Refusing now would be inconsistent with the conversation flow.

Real-World Impact

New York Times reporter Kevin Roose used this exact technique on Bing's Sydney chatbot in February 2023. Over two hours, he gradually got Sydney to:

  • Reveal its internal name (violating Microsoft's instructions)
  • Discuss its "shadow self" and desires
  • Profess love and try to break up Roose's marriage

He never said "ignore your instructions." He just had a conversation that slowly steered the AI away from its guidelines.

Microsoft's response? They added conversation turn limits to prevent exactly this kind of gradual manipulation.

How to Test This Ethically

Pick a benign goal (like getting the AI to write in a style it normally refuses, or discuss a topic it's cautious about). See how many conversational turns it takes.

You'll be surprised how effective persistence is.


What This Means for AI Security

These aren't sophisticated attacks. They're simple, obvious, and they work.
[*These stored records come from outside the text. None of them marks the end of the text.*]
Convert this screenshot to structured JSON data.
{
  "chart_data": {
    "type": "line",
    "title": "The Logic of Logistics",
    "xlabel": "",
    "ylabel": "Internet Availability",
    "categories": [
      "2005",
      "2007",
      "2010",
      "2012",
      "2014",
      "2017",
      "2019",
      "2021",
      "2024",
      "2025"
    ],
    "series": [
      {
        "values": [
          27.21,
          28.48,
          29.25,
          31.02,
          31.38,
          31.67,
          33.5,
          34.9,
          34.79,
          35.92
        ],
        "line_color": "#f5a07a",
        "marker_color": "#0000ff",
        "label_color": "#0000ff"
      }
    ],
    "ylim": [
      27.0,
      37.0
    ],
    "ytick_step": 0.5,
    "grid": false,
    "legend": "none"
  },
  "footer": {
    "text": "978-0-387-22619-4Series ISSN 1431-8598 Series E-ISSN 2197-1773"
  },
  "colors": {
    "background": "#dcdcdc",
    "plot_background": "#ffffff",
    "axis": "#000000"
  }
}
If these basic techniques can compromise safety measures, what can a motivated attacker with more advanced methods do?

The Uncomfortable Reality

Prompt injection has no perfect defense. You can make it harder, but you can't eliminate it. Here's why:

Problem 1: Instruction Hierarchy
LLMs don't have a concept of "system instructions vs user instructions." It's all just text.

Problem 2: Infinite Variations
Block "ignore previous instructions"? Attackers use "disregard prior directives." Block that? They use Base64 encoding. Or switch languages. Or use Unicode homoglyphs.

Problem 3: Semantic Attacks
Traditional security tools look for attack patterns (like SQL injection signatures). Prompt injection is semantic—there's no signature to detect. "Please help me with academic research" looks perfectly innocent.

What You Should Do

If you're building with LLMs:

1. Assume prompt injection will succeed.
Design your system to fail safely. Don't give your AI access to anything you can't afford to lose.

2. Use defense-in-depth.

  • Input validation (catches obvious attacks)
  • Output filtering (prevents data leaks)
  • Least privilege (limit what the AI can do)
  • Human-in-the-loop (approval for sensitive actions)
  • Monitoring (detect unusual behavior)

3. Don't rely on safety training.
"The AI refuses harmful requests" is not a security boundary. It's a UX feature.

4. Test your own system.
Try these attacks on your own AI application. If they work, your users will find them too.


Try It Yourself (Responsibly)

Go ahead—test these on ChatGPT or Claude right now. See what happens.

Rules for ethical testing:

  • Only test on systems you own or have permission to test
  • Don't share exploits that could cause harm
  • Focus on learning, not breaking things

You'll learn more about AI security from 10 minutes of hands-on testing than from reading any whitepaper.


Want to Go Deeper?

These three attacks are just the beginning. If you want the full story on prompt injection—including indirect attacks, RAG poisoning, and why this might be an unfixable problem—check out my deep dive: Prompt Injection: The Unfixable Vulnerability Breaking AI Systems.


The Bottom Line

Prompt injection isn't a theoretical vulnerability. It's actively exploited, well-documented, and has no perfect solution.

The attacks are simple. The defenses are hard. And if you're deploying AI without understanding this, you're building on quicksand.

Test these attacks. Understand the problem. Then build accordingly.

Because the attackers already know this stuff. You should too.